Ministros do STF articulam nos bastidores para barrar sessão sobre suspeita ligação entre Moraes e Vorcaro

Foto: Fellipe Sampaio/SCO/STF

O Supremo Tribunal Federal virou palco de uma intensa guerra de bastidores neste fim de semana. Uma ala de ministros aliados de Alexandre de Moraes passou o fim de semana disparando despachos para pressionar o presidente da Corte, Edson Fachin, a cancelar ou adiar a sessão marcada para a terça-feira, dia 15. A sessão vai debater os indícios de uma relação suspeita entre Moraes e o ex-banqueiro Daniel Vorcaro. O grupo de Moraes queria que esse tema fosse discutido no mesmo dia que o pedido de Moraes para investigar o ministro André Mendonça. Fachin não cedeu: manteve a sessão de terça e empurrou o caso de Mendonça para o dia 23. Os aliados de Moraes também insistiram em ter acesso à íntegra das mensagens do celular de Vorcaro, alegando que os dados divulgados por Mendonça foram selecionados de forma intencional. Fachin respondeu que todo o material necessário para a sessão já estava disponível e que liberar mais conteúdo agora "contribuiria para tumultuar o julgamento". Em apoio a Fachin, juristas, empresários e lideranças enviaram uma carta neste domingo, assinada por nomes como Jorge Gerdau, presidente do grupo Gerdau, Luiza Trajano, do Magazine Luiza, e Cândido Bracher, ex-CEO do Itaú.
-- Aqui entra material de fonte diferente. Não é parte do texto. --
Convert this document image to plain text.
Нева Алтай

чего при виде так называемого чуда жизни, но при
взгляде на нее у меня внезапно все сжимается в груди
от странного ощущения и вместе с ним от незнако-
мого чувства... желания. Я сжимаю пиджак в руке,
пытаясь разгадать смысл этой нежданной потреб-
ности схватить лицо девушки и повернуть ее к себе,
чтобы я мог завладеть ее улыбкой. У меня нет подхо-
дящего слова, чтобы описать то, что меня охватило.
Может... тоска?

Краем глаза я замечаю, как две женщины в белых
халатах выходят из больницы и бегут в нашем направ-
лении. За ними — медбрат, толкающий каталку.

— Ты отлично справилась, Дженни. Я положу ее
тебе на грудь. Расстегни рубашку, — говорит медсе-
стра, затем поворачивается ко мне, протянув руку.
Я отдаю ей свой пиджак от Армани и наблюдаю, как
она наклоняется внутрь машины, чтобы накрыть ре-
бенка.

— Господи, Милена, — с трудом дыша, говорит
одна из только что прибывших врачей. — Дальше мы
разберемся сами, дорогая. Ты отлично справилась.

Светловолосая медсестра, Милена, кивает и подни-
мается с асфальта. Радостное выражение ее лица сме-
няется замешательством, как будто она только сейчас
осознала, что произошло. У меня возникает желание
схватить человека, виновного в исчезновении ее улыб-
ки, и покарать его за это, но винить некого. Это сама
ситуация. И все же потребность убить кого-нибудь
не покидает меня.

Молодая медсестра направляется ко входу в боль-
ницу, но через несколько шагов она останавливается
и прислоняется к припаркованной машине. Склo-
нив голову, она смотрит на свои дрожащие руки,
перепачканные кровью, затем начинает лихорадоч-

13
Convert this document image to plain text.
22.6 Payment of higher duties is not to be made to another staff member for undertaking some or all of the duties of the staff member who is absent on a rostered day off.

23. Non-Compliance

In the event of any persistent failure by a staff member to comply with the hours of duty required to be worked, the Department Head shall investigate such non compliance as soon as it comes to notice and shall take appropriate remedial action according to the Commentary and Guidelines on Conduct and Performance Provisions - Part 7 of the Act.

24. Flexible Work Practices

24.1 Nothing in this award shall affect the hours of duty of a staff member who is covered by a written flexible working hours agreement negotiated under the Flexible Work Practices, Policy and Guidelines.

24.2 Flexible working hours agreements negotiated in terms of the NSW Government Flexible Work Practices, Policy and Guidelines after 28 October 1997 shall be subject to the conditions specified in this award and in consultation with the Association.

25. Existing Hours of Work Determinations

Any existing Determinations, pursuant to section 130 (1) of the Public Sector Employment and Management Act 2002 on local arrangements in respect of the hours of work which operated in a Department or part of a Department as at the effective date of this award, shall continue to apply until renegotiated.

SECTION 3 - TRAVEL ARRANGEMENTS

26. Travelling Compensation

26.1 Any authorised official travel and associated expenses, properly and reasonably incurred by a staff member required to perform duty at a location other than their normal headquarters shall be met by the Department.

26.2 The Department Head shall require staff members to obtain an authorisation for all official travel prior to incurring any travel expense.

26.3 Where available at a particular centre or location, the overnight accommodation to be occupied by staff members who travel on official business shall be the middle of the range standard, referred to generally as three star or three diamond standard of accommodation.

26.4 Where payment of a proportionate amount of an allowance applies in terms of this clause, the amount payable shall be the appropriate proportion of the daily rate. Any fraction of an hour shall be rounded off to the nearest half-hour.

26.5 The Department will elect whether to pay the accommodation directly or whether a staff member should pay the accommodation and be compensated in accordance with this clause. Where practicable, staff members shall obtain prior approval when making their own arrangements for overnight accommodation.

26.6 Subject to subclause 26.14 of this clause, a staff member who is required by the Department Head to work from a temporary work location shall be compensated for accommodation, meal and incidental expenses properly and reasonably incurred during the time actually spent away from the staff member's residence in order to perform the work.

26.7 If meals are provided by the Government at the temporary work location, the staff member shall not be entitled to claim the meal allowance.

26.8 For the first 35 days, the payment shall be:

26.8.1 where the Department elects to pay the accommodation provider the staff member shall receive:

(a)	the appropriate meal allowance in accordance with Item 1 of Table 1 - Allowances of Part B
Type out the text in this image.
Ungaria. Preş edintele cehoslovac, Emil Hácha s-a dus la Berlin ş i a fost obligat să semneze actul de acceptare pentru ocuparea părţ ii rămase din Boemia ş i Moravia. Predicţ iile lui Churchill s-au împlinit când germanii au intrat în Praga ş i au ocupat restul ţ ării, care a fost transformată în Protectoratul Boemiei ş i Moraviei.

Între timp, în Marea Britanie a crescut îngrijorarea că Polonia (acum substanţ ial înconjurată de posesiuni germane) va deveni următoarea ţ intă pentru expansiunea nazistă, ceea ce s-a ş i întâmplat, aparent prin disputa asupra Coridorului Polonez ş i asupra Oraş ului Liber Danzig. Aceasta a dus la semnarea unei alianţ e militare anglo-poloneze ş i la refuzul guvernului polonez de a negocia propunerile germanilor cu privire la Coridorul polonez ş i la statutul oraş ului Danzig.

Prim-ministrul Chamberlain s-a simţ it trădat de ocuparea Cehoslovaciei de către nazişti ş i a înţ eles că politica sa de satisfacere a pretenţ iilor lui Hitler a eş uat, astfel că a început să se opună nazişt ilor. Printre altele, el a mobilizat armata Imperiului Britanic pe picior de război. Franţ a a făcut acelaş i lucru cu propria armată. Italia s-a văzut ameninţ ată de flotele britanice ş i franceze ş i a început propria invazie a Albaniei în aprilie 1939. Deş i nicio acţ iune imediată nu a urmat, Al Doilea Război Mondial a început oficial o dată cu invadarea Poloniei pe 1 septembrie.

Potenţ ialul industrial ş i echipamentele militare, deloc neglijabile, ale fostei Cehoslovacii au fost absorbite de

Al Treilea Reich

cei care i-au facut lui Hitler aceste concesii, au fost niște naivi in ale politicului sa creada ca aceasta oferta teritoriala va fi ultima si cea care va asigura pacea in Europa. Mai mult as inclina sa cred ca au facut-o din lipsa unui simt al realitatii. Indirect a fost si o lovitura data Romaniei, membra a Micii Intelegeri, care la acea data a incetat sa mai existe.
Nos bastidores, dois caminhos estão sendo articulados para travar a sessão: um pedido de vista logo no início ou a construção de uma saída do meio que contemple os diferentes grupos. Nesse segundo cenário, a discussão seria encerrada logo de cara com a constatação de que o relatório da Polícia Federal foi feito de forma irregular, e a Procuradoria-Geral da República poderia ser acionada para pedir uma nova investigação. No placar previsto para terça, Gilmar Mendes, Flávio Dino e Cristiano Zanin são contra a abertura da investigação. André Mendonça, Kassio Nunes Marques e Luiz Fux são favoráveis. Moraes não vota por ser o alvo. Dias Toffoli já se declarou suspeito. Os votos de Fachin e Cármen Lúcia seguem indefinidos e os dois devem ser pressionados pelos dois lados até o momento do julgamento.